ATLANTA — Gov. Nathan Deal said Monday the state of Georgia will seek federal disaster assistance after a deadly storm brought destruction to a wide swath of the state's southern region.
The extent of the damage was still unknown, but Deal said he is confident that Georgia has a case for aid.
The storm, which killed 15 people based on a tally at noon Monday, had already prompted a phone call from President Donald Trump, still in his first full day on the job.
Federal emergency staffers are surveying the damage and its impact on communities, Deal said. It was unclear Monday how long it will take to process such a large area.
“I think they understand the urgency of it, and I think with the president’s personal input into that, they will process it very quickly,” Deal said during a press conference held in his office.
As he spoke, crews continued to search for survivors.
Homer Bryson, director of the state’s Emergency Management and Homeland Security Agency, wouldn’t say whether he feared the deal toll would climb. He also declined to say how many people were considered missing.
“We’re not going to speculate on that. We have made a first sweep through on search and rescue. We’re going back now and doing a second sweep through,” he said a little after 3 p.m.
“It doesn’t do anybody any good to speculate on those numbers,” he said.
Deal has declared a state of emergency now for 16 counties, including two in southwest Georgia that were already under an emergency declaration from storms a few weeks ago.
Rep. Gerald Greene, whose district was still recovering from the last storm, pleaded with colleagues to help by giving to the Red Cross.
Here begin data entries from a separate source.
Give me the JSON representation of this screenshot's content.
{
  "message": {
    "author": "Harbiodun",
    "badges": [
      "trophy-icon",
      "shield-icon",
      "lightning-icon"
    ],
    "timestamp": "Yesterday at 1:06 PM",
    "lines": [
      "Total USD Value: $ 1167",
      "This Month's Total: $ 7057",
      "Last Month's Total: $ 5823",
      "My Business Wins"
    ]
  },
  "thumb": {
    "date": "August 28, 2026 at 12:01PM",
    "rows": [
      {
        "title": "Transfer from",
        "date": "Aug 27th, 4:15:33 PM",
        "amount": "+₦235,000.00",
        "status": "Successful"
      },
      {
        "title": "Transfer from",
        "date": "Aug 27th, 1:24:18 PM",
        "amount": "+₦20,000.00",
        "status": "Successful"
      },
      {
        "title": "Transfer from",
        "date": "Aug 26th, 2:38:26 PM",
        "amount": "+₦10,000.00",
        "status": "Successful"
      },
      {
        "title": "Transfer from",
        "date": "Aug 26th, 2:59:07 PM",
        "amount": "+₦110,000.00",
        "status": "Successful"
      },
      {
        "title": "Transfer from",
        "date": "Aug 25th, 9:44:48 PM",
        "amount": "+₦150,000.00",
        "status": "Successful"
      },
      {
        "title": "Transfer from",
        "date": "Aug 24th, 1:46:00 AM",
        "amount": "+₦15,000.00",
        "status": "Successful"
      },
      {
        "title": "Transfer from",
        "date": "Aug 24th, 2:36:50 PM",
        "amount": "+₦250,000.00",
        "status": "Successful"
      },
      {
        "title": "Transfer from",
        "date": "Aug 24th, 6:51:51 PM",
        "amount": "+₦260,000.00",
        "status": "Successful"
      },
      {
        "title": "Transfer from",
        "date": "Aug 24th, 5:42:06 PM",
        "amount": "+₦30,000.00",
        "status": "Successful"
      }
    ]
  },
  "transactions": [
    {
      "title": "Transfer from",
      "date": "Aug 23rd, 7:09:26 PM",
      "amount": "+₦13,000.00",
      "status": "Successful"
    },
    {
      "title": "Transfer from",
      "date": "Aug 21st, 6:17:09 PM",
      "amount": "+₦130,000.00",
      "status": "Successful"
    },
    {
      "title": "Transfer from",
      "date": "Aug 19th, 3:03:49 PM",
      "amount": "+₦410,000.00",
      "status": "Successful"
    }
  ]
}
“I’m asking you to, please, talk to your people in your district,” Greene said from the floor of the Georgia House of Representatives. “They need clothing, they need canned goods, and they need money to absolutely sustain them during this particular time.”
Rep. Penny Houston, who represents hard-hit Cook and Berrien counties, said some families are unable to pay for funerals.
“We need everybody’s prayers,” Houston said. “Right now, I’m at a loss for words. The whole magnitude of it is just surreal.”
News of the devastation was spreading as Atlanta reveled in the Falcons’ victory over the Green Bay Packers on Sunday, sending the team to the Super Bowl.
Many lawmakers were in a celebratory mood Monday, the first day back after the General Assembly took a week off.
Others, though, returned to the Gold Dome with heavy hearts.
“A lot of these people didn’t even see it coming,” said Rep. Jason Shaw, R-Lakeland.
Shaw, for one, was up early Sunday morning after receiving an alert from the county’s warning system. He spent the morning under a mattress with his family in the hallway.
“You can only be so prepared for something like this. This one happened before a lot of people had even had a chance to wake up,” he said.